20th century thinking solving 21st century transportation issues is the current problem with MDOT and MDTA. The major concerns have been well outline on the destruction and the negative pressures that this would have to the cultural and historic open-space, farmlands, and shorelines.  Roads beget congestion and worse roads create sprawl, the issue that Maryland has spent time and money on preventing. bridge400

The need that Kent County residents or any other’s living on the Eastern Shore would have for a multi-lane highway crossing the bay and the purpose it would serve escapes logic. There is at least one pressing need and it may the only purpose perfectly described by the Sun; it does not involve anyone that lives on the east side of the bay:

As much as we sympathize with commuters facing increasingly long delays at the Bay Bridge, there is a steep price to pay to temporarily relieve them. “If you build it, they will come” isn’t just a line from a movie, it’s an accurate description of what happens after road and bridge construction. Like water seeking the path of least resistance, development is bound to follow, and with it, destruction of wetlands and forests and loss of water, soil and air quality.

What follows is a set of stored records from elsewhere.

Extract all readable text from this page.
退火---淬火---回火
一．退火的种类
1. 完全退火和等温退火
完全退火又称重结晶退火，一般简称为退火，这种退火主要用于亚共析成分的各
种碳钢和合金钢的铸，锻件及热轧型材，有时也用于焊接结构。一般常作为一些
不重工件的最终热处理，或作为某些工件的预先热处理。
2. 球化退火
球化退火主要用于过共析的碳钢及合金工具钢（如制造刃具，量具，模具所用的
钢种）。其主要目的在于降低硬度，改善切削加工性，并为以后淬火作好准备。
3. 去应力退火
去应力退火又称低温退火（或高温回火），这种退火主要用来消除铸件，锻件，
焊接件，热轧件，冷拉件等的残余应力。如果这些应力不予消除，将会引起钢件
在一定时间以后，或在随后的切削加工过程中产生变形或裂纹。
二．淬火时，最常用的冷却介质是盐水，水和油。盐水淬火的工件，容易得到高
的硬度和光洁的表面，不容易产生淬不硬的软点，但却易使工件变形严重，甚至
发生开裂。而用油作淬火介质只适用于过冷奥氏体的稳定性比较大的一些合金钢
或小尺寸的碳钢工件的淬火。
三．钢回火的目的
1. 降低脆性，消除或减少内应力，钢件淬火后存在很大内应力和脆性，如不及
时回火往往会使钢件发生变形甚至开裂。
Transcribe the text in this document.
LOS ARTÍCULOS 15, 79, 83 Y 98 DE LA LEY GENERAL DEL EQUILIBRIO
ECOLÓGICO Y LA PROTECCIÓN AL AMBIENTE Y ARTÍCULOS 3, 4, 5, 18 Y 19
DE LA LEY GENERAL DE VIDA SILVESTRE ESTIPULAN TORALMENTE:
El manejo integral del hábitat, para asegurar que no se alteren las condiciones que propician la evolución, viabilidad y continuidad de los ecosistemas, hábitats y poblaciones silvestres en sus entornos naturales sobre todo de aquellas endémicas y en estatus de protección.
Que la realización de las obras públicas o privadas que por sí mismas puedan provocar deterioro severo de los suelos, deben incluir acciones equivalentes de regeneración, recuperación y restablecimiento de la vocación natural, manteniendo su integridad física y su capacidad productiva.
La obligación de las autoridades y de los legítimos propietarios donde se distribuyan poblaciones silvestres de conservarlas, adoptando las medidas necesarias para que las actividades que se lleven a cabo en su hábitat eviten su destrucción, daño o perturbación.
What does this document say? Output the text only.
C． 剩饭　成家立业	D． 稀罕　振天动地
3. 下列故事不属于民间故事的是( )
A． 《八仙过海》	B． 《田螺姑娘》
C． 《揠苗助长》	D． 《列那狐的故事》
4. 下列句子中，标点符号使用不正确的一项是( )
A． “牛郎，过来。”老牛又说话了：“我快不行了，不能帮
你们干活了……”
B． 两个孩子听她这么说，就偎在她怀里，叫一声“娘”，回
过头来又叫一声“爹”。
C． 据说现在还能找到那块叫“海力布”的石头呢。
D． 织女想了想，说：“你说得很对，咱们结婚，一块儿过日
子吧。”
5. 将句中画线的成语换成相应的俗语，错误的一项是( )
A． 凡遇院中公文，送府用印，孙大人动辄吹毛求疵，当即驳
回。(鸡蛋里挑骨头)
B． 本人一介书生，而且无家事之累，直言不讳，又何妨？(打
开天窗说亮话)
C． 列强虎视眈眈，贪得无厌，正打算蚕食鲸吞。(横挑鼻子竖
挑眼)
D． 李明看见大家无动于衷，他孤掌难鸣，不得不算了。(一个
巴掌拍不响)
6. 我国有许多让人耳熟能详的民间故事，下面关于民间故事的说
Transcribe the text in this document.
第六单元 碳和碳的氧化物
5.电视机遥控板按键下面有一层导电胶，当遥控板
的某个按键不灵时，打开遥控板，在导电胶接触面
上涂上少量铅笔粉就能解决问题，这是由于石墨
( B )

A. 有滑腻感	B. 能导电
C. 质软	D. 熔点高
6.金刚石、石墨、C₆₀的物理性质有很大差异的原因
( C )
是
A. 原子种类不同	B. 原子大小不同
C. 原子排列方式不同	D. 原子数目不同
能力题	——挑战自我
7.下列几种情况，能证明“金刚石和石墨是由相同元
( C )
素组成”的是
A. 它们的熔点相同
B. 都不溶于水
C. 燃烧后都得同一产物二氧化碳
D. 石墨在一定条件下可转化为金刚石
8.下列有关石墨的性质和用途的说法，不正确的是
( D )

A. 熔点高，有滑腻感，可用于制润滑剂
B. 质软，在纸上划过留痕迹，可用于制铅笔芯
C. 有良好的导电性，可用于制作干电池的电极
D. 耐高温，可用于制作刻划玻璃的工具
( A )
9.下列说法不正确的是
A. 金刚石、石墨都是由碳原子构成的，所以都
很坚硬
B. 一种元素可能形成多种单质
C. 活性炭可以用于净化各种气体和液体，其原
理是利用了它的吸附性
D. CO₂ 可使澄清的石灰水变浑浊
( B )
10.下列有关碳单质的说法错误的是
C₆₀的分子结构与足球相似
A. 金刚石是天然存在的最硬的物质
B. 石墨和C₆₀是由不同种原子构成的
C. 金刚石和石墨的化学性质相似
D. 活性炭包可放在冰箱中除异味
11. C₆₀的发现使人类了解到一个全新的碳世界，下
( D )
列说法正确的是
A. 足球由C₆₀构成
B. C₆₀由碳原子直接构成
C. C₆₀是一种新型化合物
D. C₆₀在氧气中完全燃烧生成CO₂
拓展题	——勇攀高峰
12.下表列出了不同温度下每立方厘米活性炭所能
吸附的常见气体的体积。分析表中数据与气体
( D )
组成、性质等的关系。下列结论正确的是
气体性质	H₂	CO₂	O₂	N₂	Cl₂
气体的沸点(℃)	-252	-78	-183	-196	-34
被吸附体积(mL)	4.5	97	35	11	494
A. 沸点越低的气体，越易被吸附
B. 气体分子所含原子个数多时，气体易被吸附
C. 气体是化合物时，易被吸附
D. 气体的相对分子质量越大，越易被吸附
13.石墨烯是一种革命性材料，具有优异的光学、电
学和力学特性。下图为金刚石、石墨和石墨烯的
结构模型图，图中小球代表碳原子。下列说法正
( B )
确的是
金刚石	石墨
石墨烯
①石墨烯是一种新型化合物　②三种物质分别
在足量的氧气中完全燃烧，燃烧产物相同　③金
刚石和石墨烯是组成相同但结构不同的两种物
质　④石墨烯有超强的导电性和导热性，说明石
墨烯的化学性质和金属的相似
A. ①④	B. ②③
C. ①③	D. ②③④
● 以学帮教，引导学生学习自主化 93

Look at phosphorus and nutrient levels in Maryland’s rivers and streams — the most polluted are generally to be found nearest people. Better to concentrate growth in the region’s urban centers, redeveloping land already lost to development and preserve pristine land for future generations.”

Much of what makes Maryland such a great place to live is the diversity; cities, towns, villages, density, open space, farms, cityscapes, oceans and mountains.  Growth seems to be the buzz word that powers the bulldozers that homogenized community character into a ubiquitous  blur.  Highways get people from point A to B with little thought or concern for what goes on in between.